`Impartial' GM trials chief in favour of modified crops

THE MAN responsible for overseeing the Government's trials of GM crops - chosen by ministers for his impartial scientific advice - believes it is in "society's long-term interest" to grow genetically engineered crops.

Professor Christopher Pollock, who is influential in deciding whether GM crops will be licensed to be grown commercially in the UK, is in favour of genetic engineering because "the benefits outweigh the risks". He believes that "it is in society's long-term interest to accept the benefit of genetic manipulation".

Professor Pollock's comments in an interview with a farming journal are likely to provoke further protest from environmentalists and cast doubt on the objectivity of the assessment of the GM trials.

This week a new series of GM crop trials will be announced by the Government. Fields of oilseed rape will be planted in Lincolnshire, Nottinghamshire, and near Hemel Hempstead in Hertfordshire. Earlier trials sparked anger and some protest action from environmental and consumer groups who fear the GM pollen could pose a threat to nearby farms, particularly those growing organic crops.

Professor Pollock, who was vetted by government officials before being offered the post, criticised the views of anti-GM campaigners saying: "Consider how much damage has been done by introducing foreign species such as rhododendrons."

The chairman of the Government's steering group also said in the interview with The Farmer that Britain needed to "remain competitive with countries like the US and Canada [which] are already growing genetically modified crops on a big scale".

The professor heads the steering group responsible for overseeing the progress of the controversial GM trials and for interpreting whether the technology could damage Britain's wildlife and environment. The trial results will determine whether the Government allows biotechnology companies such as Monsanto to grow their crops in Britain.

Ministers wanted experts on the influential steering group to be unbiased to reassure the public that the trials are not a "whitewash" for agro- chemical companies.
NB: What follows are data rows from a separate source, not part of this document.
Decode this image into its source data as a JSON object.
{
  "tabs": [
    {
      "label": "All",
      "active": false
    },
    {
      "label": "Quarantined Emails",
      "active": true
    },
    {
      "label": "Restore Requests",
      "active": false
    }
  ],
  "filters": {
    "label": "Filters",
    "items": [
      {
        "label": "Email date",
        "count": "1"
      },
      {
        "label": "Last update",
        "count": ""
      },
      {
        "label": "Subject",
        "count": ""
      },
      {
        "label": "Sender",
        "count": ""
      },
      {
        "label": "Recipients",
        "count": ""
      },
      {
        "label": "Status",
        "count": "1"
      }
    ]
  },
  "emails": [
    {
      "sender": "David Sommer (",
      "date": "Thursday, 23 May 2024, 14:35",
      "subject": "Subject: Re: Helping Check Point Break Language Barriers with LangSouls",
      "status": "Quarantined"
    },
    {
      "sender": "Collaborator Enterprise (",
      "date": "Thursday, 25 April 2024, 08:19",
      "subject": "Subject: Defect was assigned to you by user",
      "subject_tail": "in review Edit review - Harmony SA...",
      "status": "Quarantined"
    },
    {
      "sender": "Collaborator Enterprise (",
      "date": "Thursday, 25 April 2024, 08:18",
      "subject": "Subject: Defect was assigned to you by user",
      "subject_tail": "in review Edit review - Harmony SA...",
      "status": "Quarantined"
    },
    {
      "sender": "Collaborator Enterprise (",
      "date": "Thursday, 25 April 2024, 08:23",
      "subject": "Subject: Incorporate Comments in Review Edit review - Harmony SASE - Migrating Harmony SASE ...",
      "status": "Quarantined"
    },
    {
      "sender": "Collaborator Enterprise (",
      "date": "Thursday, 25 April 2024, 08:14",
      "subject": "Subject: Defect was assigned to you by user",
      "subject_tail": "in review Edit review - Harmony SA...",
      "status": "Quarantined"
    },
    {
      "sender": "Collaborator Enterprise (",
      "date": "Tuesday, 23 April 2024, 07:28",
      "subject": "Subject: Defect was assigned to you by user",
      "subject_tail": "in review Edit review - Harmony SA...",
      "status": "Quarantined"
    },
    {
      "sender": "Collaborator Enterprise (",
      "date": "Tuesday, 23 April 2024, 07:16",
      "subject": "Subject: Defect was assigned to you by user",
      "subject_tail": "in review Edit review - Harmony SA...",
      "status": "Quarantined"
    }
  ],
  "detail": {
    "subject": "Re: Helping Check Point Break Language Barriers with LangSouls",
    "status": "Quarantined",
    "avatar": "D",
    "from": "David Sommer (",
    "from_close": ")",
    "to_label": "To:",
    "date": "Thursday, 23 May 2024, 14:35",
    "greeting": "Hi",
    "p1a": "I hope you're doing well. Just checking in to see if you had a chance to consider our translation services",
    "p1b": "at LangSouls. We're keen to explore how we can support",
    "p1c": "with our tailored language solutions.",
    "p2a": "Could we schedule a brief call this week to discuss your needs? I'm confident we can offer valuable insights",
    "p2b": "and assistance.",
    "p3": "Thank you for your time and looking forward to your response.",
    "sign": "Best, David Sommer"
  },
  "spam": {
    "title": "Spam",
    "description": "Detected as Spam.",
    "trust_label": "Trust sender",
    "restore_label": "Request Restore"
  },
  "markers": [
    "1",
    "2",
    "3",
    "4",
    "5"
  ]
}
Earlier this year members of another advisory panel were replaced after it was revealed that some members had links with such companies.

"Appointing someone who is clearly committed intellectually to genetic engineering food, to such an influential position severely undermines the credibility of these farm-scale trials and the impartiality of advice the Government will receive," said Pete Riley, of environmental campaign group Friends of the Earth.

Professor Pollock, Research Director at the Institute of Grassland and Environmental Re- search in Aberystwyth, said that he favoured "an open dialogue between consumers and food producers" about genetic engineering and that "there should be an independent body of scientists set up to control the development of GM crops in Europe." He added: "Scientists can never really say that anything is 100 per cent safe but I find it difficult to see problems with making use of, for example, a plant gene to improve the quality of grass for consumption by cows or sheep. It is using natural DNA in a natural system," he said.